Last month, CMS published a proposed rule canceling the cardiac bundled-payment program and the episode payment models program as well as reducing the number of mandatory geographic areas for joint bundled programs to 34 from 67.

Fitch said the announcements “will allow for more flexibility in choice of care settings, albeit at the expense of some of the catalysts driving coordination and risk-sharing amongst providers.”

Healthcare Dive commented: “{P}providers and payers intent on fully transitioning to value-based care see the changes as a setback. Hospitals that were participating in the CMS programs also point to the investments they had already made in implementing bundled models.’’

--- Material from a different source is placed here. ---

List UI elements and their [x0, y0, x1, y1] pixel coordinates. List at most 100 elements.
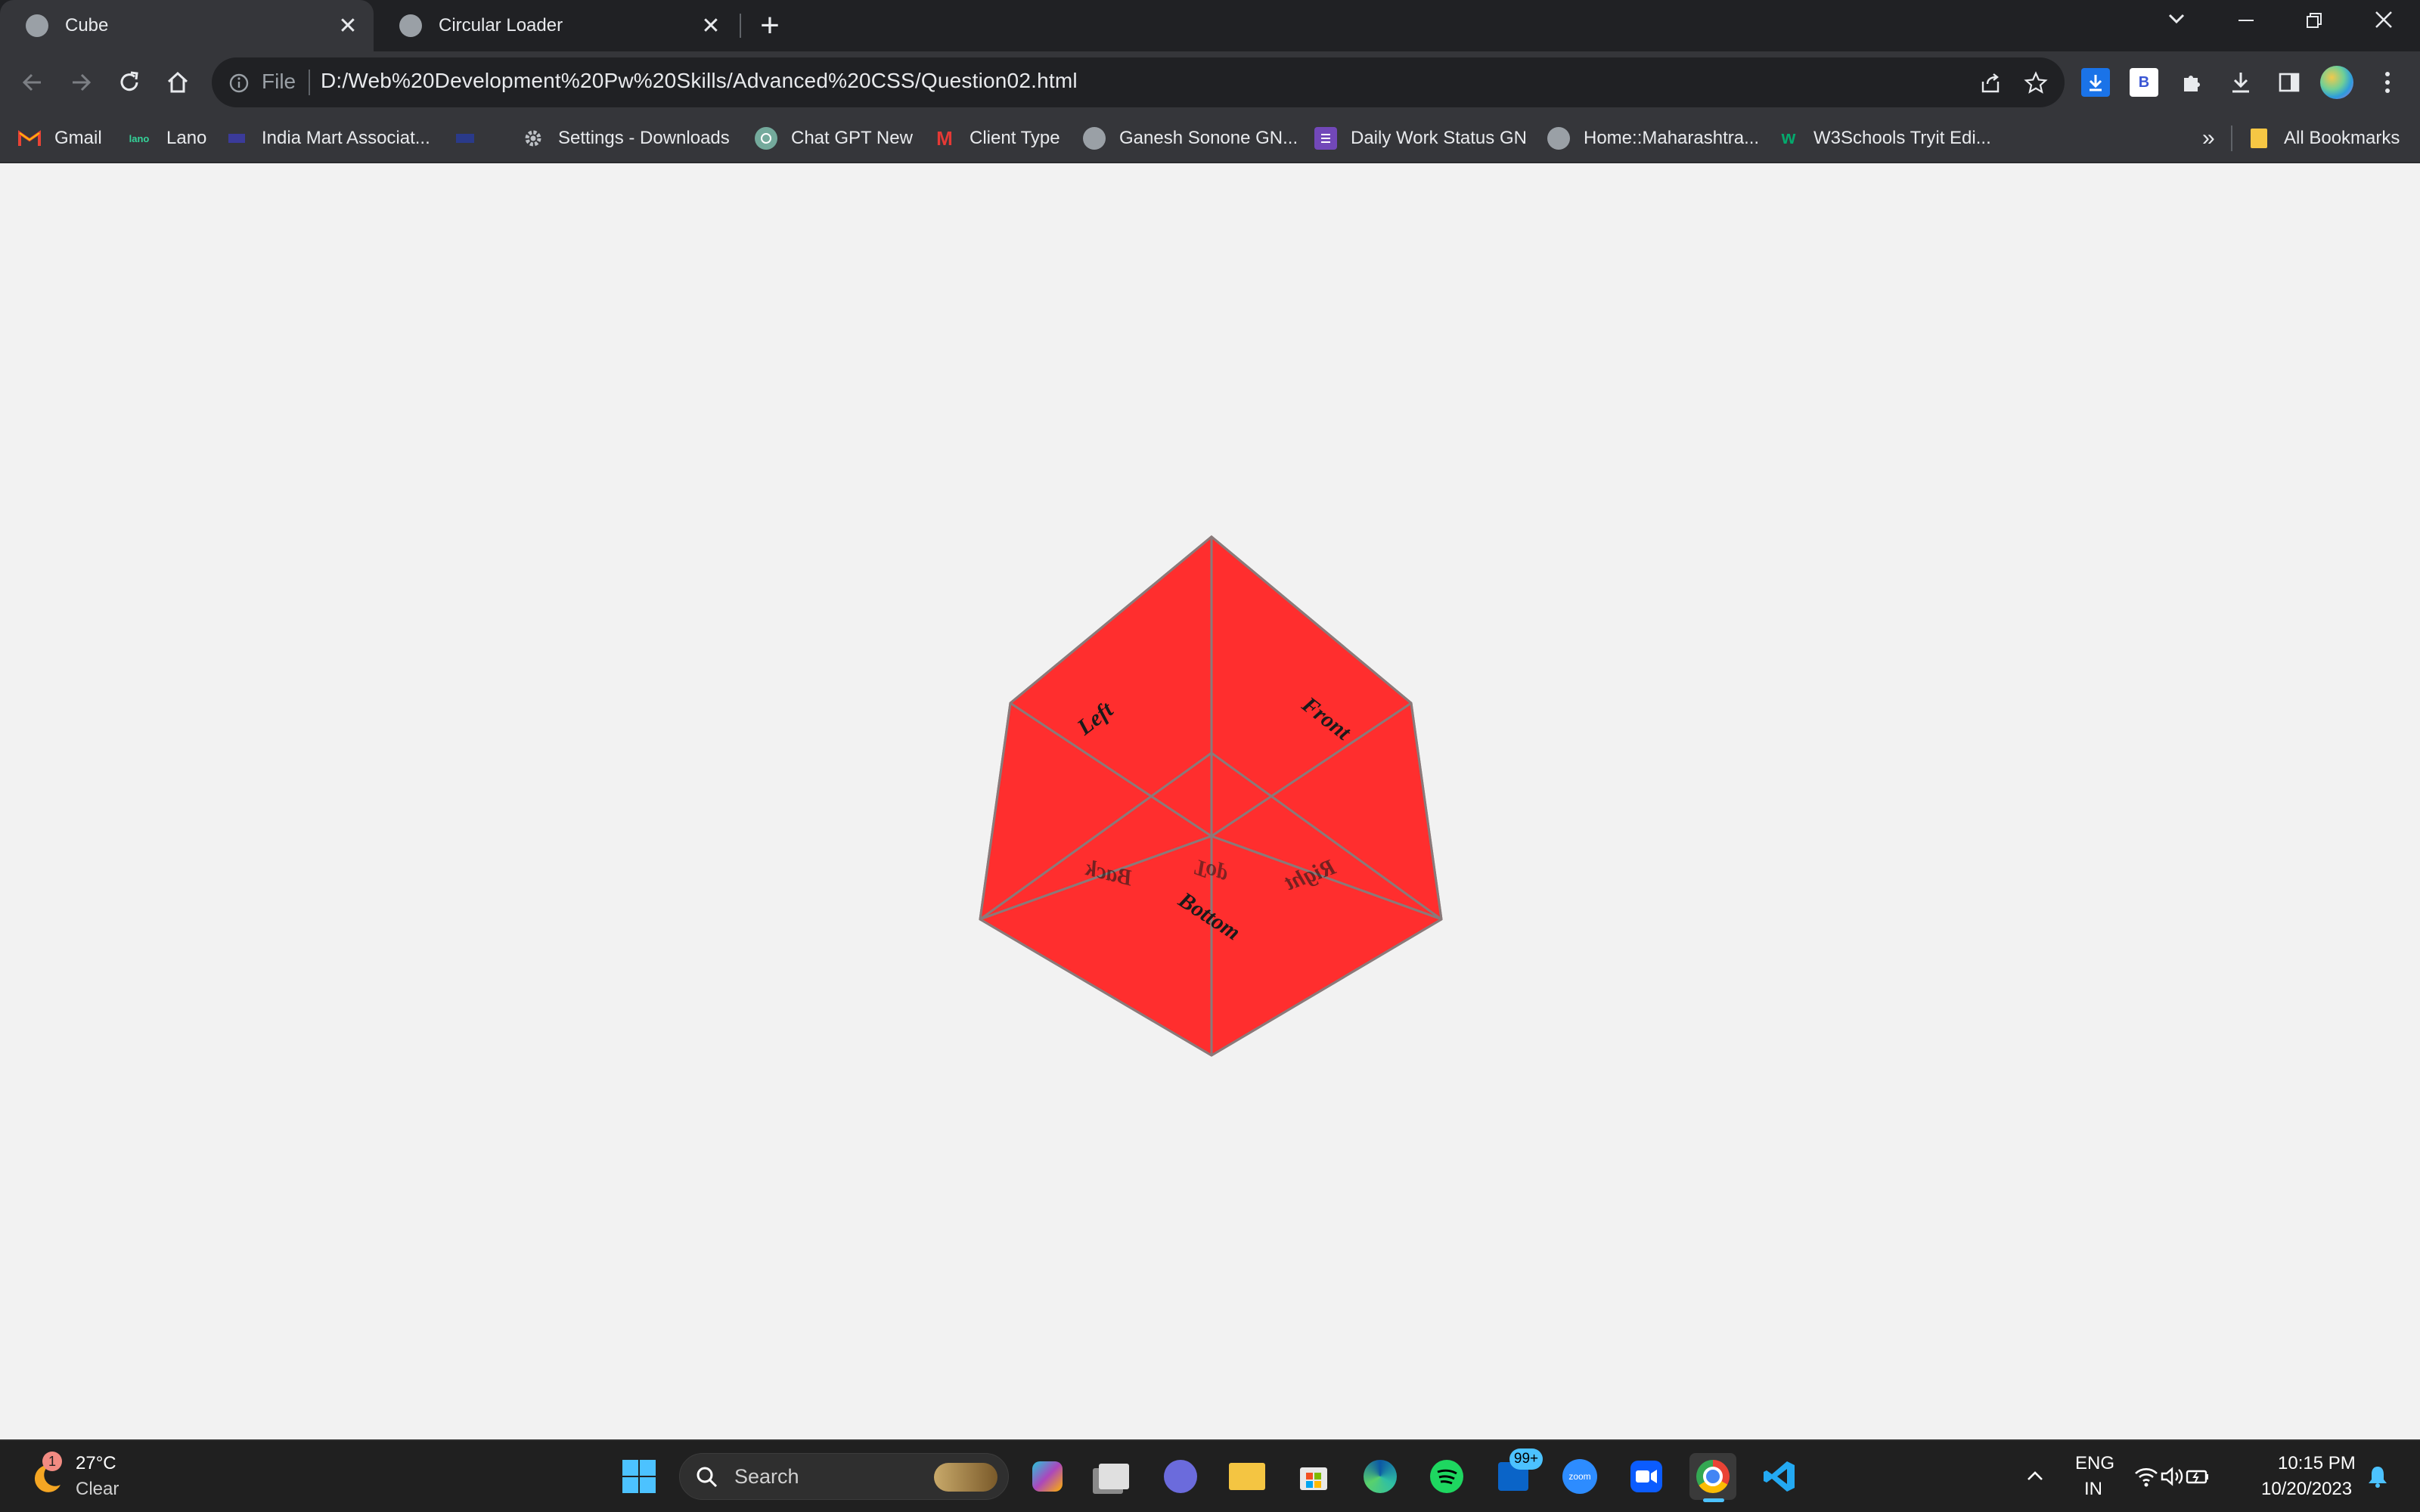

Fitch said CMS’s changes to bundled payments ordered by HHS Secretary Tom Price, M.D., a former orthopedic surgeon, “indicate alternative payment models will not be as meaningful a portion of Medicare payments as the previous administration aspired that they would be.” Dr. Price has indicated his great interest in maintaining and indeed raising the compensation of U.S. physicians, who are the highest paid in the world and who benefit from the still dominant fee-for-service model.

Fitch says that ambulatory surgery centers (ASCs) should see volume rise as a result of the changes. That’s because the moves would tend to reduce volume at general acute-care hospitals, with that business going to ASCs

Still, hospitals will at least get “a reprieve from the compliance and risk-sharing elements of bundles’’.